The Result Of
This Attack Was Peculiarly Disastrous.
It was made at night, and as
soon as it developed, the Boers retreated to the trenches on the
crest of the hill, and threw men around the sides to bring a cross-
fire to bear on the Englishmen.
In the morning the Inniskillings
found they had lost four hundred men, and ten out of their fifteen
officers. The other regiments lost as heavily. The following
Tuesday, which was the anniversary of Majuba Hill, three brigades,
instead of a regiment, were told off to take this same Railway Hill,
or Pieter's, as it was later called, on the flank, and with it to
capture two others. On the same day, nineteen years before, the
English had lost Majuba Hill, and their hope was to take these three
from the Boers for the one they had lost, and open the way to Bulwana
Mountain, which was the last bar that held them back from Ladysmith.
The first two of the three hills they wanted were shoulder to
shoulder, the third was separated from them by a deep ravine. This
last was the highest, and in order that the attack should be
successful, it was necessary to seize it first. The hills stretched
for three miles; they were about one thousand two hundred yards high.

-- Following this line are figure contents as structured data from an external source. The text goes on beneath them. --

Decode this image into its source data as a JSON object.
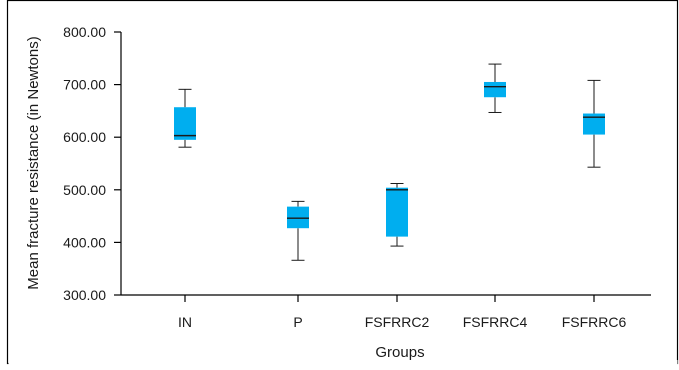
{
  "chart_data": {
    "type": "boxplot",
    "title": "",
    "xlabel": "Groups",
    "ylabel": "Mean fracture resistance (in Newtons)",
    "ylim": [
      300,
      800
    ],
    "yticks": [
      "300.00",
      "400.00",
      "500.00",
      "600.00",
      "700.00",
      "800.00"
    ],
    "grid": false,
    "box_color": "#00aeef",
    "categories": [
      "IN",
      "P",
      "FSFRRC2",
      "FSFRRC4",
      "FSFRRC6"
    ],
    "boxes": [
      {
        "name": "IN",
        "min": 581,
        "q1": 595,
        "median": 603,
        "q3": 657,
        "max": 691
      },
      {
        "name": "P",
        "min": 366,
        "q1": 427,
        "median": 446,
        "q3": 468,
        "max": 478
      },
      {
        "name": "FSFRRC2",
        "min": 393,
        "q1": 411,
        "median": 500,
        "q3": 504,
        "max": 512
      },
      {
        "name": "FSFRRC4",
        "min": 647,
        "q1": 676,
        "median": 696,
        "q3": 705,
        "max": 739
      },
      {
        "name": "FSFRRC6",
        "min": 543,
        "q1": 605,
        "median": 638,
        "q3": 645,
        "max": 708
      }
    ]
  }
}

For three hours a single line of men slipped and stumbled forward
along the muddy bank of the river, and for three hours the artillery
crashed, spluttered, and stabbed at the three hills above them,
scattering the rocks and bursting over and behind the Boer trenches
on the crest.
As is their custom, the Boers remained invisible and made no reply.

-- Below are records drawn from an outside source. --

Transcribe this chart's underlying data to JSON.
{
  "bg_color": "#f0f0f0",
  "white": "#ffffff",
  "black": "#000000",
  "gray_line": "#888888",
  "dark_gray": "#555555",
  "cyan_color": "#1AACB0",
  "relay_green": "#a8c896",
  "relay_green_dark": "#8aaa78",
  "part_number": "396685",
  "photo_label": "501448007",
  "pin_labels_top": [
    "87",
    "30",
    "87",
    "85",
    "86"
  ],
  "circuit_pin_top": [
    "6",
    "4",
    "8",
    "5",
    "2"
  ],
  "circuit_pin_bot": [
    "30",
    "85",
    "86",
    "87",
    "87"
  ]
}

And though we knew they were there, it seemed inconceivable that
anything human could live under such a bombardment of shot, bullets,
and shrapnel. A hundred yards distant, on our right, the navy guns
were firing lyddite that burst with a thick yellow smoke; on the
other side Colt automatics were put-put-put-ing a stream of bullets;
the field-guns and the howitzers were playing from a hill half a mile
behind us, and scattered among the rocks about us, and for two miles
on either hand, the infantry in reserve were firing off ammunition at
any part of the three hills they happened to dislike!

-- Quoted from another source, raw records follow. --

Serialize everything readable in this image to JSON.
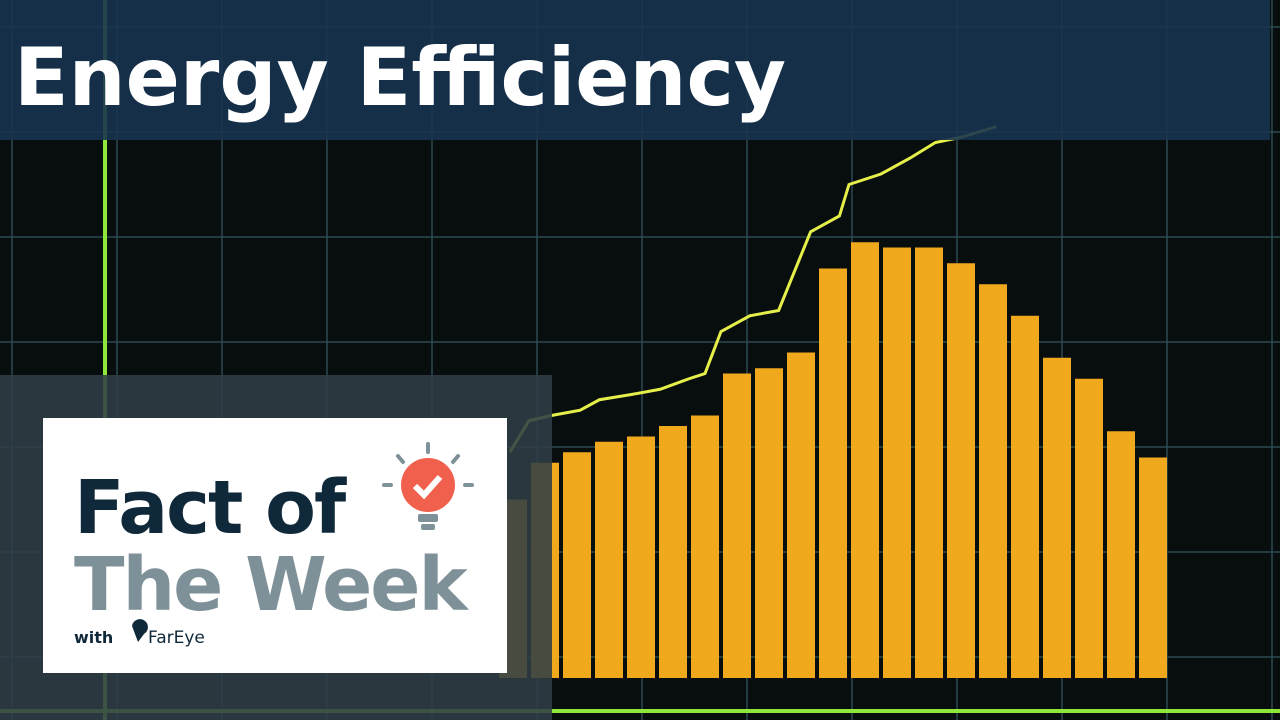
{
  "chart_data": {
    "type": "bar",
    "title": "Energy Efficiency",
    "xlim": [
      -0.5,
      20.5
    ],
    "ylim": [
      0,
      100
    ],
    "values": [
      34,
      41,
      43,
      45,
      46,
      48,
      50,
      58,
      59,
      62,
      78,
      83,
      82,
      82,
      79,
      75,
      69,
      61,
      57,
      47,
      42
    ],
    "color": "#f0a81c",
    "line": {
      "color": "#e6ef4a",
      "x": [
        -0.1,
        0.5,
        1.2,
        2.1,
        2.7,
        3.7,
        4.6,
        5.5,
        6,
        6.5,
        7.4,
        8.3,
        9.3,
        10.2,
        10.5,
        11.5,
        12.4,
        13.2,
        14,
        15.1
      ],
      "values": [
        43,
        49,
        50,
        51,
        53,
        54,
        55,
        57,
        58,
        66,
        69,
        70,
        85,
        88,
        94,
        96,
        99,
        102,
        103,
        105
      ]
    }
  },
  "badge": {
    "line1": "Fact of",
    "line2": "The Week",
    "with": "with",
    "brand": "FarEye"
  }
}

The roar of the navy's Four-Point-Sevens, their crash, their rush as
they passed, the shrill whine of the shrapnel, the barking of the
howitzers, and the mechanical, regular rattle of the quick-firing
Maxims, which sounded like the clicking of many mowing-machines on a
hot summer's day, tore the air with such hideous noises that one's
skull ached from the concussion, and one could only be heard by
shouting. But more impressive by far than this hot chorus of mighty
thunder and petty hammering, was the roar of the wind which was
driven down into the valley beneath, and which swept up again in
enormous waves of sound. It roared like a wild hurricane at sea.
The illusion was so complete, that you expected, by looking down, to
see the Tugela lashing at her banks, tossing the spray hundreds of
feet in air, and battling with her sides of rock. It was like the
roar of Niagara in a gale, and yet when you did look below, not a
leaf was stirring, and the Tugela was slipping forward, flat and
sluggish, and in peace.
The long procession of yellow figures was still advancing along the
bottom of the valley, toward the right, when on the crest of the
farthermost hill fourteen of them appeared suddenly, and ran forward
and sprang into the trenches.
Perched against the blue sky on the highest and most distant of the
three hills, they looked terribly lonely and insufficient, and they
ran about, this way and that, as though they were very much surprised
to find themselves where they were. Then they settled down into the
Boer trench, from our side of it, and began firing, their officer, as
his habit is, standing up behind them. The hill they had taken had
evidently been abandoned to them by the enemy, and the fourteen men
in khaki had taken it by "default." But they disappeared so suddenly
into the trench, that we knew they were not enjoying their new
position in peace, and every one looked below them, to see the
arriving reinforcements. They came at last, to the number of ten,
and scampered about just as the others had done, looking for cover.
It seemed as if we could almost hear the singing of the bullet when
one of them dodged, and it was with a distinct sense of relief, and
of freedom from further responsibility, that we saw the ten disappear
also, and become part of the yellow stones about them. Then a very
wonderful movement began to agitate the men upon the two remaining
hills. They began to creep up them as you have seen seaweed rise
with the tide and envelop a rock. They moved in regiments, but each
man was as distinct as is a letter of the alphabet in each word on
this page, black with letters. We began to follow the fortunes of
individual letters. It was a most selfish and cowardly occupation,
for you knew you were in no greater danger than you would be in
looking through the glasses of a mutoscope. The battle unrolled
before you like a panorama. The guns on our side of the valley had
ceased, the hurricane in the depths below had instantly spent itself,
and the birds and insects had again begun to fill our hill with
drowsy twitter and song. But on the other, half the men were
wrapping the base of the hill in khaki, which rose higher and higher,
growing looser and less tightly wrapt as it spun upward. Halfway to
the crest there was a broad open space of green grass, and above that
a yellow bank of earth, which supported the track of the railroad.
This green space spurted with tiny geysers of yellow dust.